Ma fonction?  Soutenir Israël et saboter les propos des opposants à Israël et des antisémites.  Cela m’allait très bien. Je n’avais pas d’opinion tranchée sur Israël et de toute façon, qui aimait les antisémites et les nazis? Pas moi. Mais je ne connaissais pas grand chose à leurs arguments.

- “Très bien,” dit-elle. “Tu apprendras au fur et à mesure. Pour commencer, tu feras principalement ce que nous appelons de la surveillance thématique. C’est assez facile. Plus tard, si tu te montres prometteur, nous te formerons à des argumentations plus complexes qui nécessitent des connaissances plus poussées”.
Elle me refila deux classeurs avec des feuilles protégées par des chemises en plastique.  Le premier s’intitulait simplement “Israël”. C’était écrit en gros marqueur sur la couverture et il comportait deux sections.
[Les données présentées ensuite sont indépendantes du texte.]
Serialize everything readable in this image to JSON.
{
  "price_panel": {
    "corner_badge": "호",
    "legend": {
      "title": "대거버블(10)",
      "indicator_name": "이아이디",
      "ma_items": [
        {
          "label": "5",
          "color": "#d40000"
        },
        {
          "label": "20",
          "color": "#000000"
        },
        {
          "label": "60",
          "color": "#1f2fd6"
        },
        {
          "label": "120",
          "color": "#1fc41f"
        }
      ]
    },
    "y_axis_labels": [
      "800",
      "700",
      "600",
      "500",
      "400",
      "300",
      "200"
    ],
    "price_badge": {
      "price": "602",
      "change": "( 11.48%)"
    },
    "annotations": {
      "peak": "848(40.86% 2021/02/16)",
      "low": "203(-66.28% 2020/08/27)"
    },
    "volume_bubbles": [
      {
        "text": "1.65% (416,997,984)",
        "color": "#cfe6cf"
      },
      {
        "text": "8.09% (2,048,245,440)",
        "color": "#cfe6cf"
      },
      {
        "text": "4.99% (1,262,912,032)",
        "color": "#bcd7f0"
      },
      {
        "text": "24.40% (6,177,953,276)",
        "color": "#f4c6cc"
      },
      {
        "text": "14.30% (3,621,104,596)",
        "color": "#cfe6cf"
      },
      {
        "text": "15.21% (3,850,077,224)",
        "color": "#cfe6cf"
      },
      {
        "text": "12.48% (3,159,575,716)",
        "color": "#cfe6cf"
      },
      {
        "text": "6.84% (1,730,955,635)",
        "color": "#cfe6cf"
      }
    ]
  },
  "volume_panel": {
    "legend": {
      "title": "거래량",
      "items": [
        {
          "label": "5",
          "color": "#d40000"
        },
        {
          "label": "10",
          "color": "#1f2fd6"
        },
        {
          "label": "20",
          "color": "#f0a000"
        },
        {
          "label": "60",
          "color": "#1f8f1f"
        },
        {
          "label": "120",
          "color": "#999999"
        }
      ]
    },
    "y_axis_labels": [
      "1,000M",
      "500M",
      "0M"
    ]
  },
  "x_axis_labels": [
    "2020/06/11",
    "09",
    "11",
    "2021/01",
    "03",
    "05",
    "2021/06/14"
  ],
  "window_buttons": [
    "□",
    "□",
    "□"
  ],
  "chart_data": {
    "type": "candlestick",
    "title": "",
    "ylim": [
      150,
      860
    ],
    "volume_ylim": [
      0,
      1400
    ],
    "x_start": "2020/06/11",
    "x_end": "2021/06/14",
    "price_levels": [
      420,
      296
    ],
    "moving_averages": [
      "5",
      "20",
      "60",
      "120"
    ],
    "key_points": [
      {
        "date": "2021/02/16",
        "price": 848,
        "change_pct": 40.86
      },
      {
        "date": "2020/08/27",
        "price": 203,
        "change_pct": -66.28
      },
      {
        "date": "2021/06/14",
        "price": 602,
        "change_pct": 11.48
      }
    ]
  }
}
La première section compilait des infos de base sur l’historique du sujet. J’allais devoir lire et apprendre par cœur une partie de ces infos. Il comportait des liens internet avec des matériaux à lire, des essais, des entretiens et des extraits de livres d’histoire. Le second et plus gros chapitre s’appelait “Strat” (raccourci pour “stratégie”) avec une longue liste de “dialogues.” Il s’agissait de réponses types à des commentaires spécifiques. Si quelqu’un postait quelque chose proche de  “X,” nous étions sensés répondre quelque chose proche de  “Y.”

- “Tu devras adapter un peu le texte,” me dit mon coach “ sinon, cela se remarquera. Apprends à utiliser un dictionnaire de synonymes.”
 Cette section parlait aussi des objectifs à atteindre. Ces stratégies incluaient également certaines formes d’attaques personnelles, comment se plaindre aux modérateurs du forum, comment salir efficacement nos opposants, et même en abaissant le ton de la conversation par des sous-entendus d’ordre sexuel, liés à la pornographie ou trucs du genre.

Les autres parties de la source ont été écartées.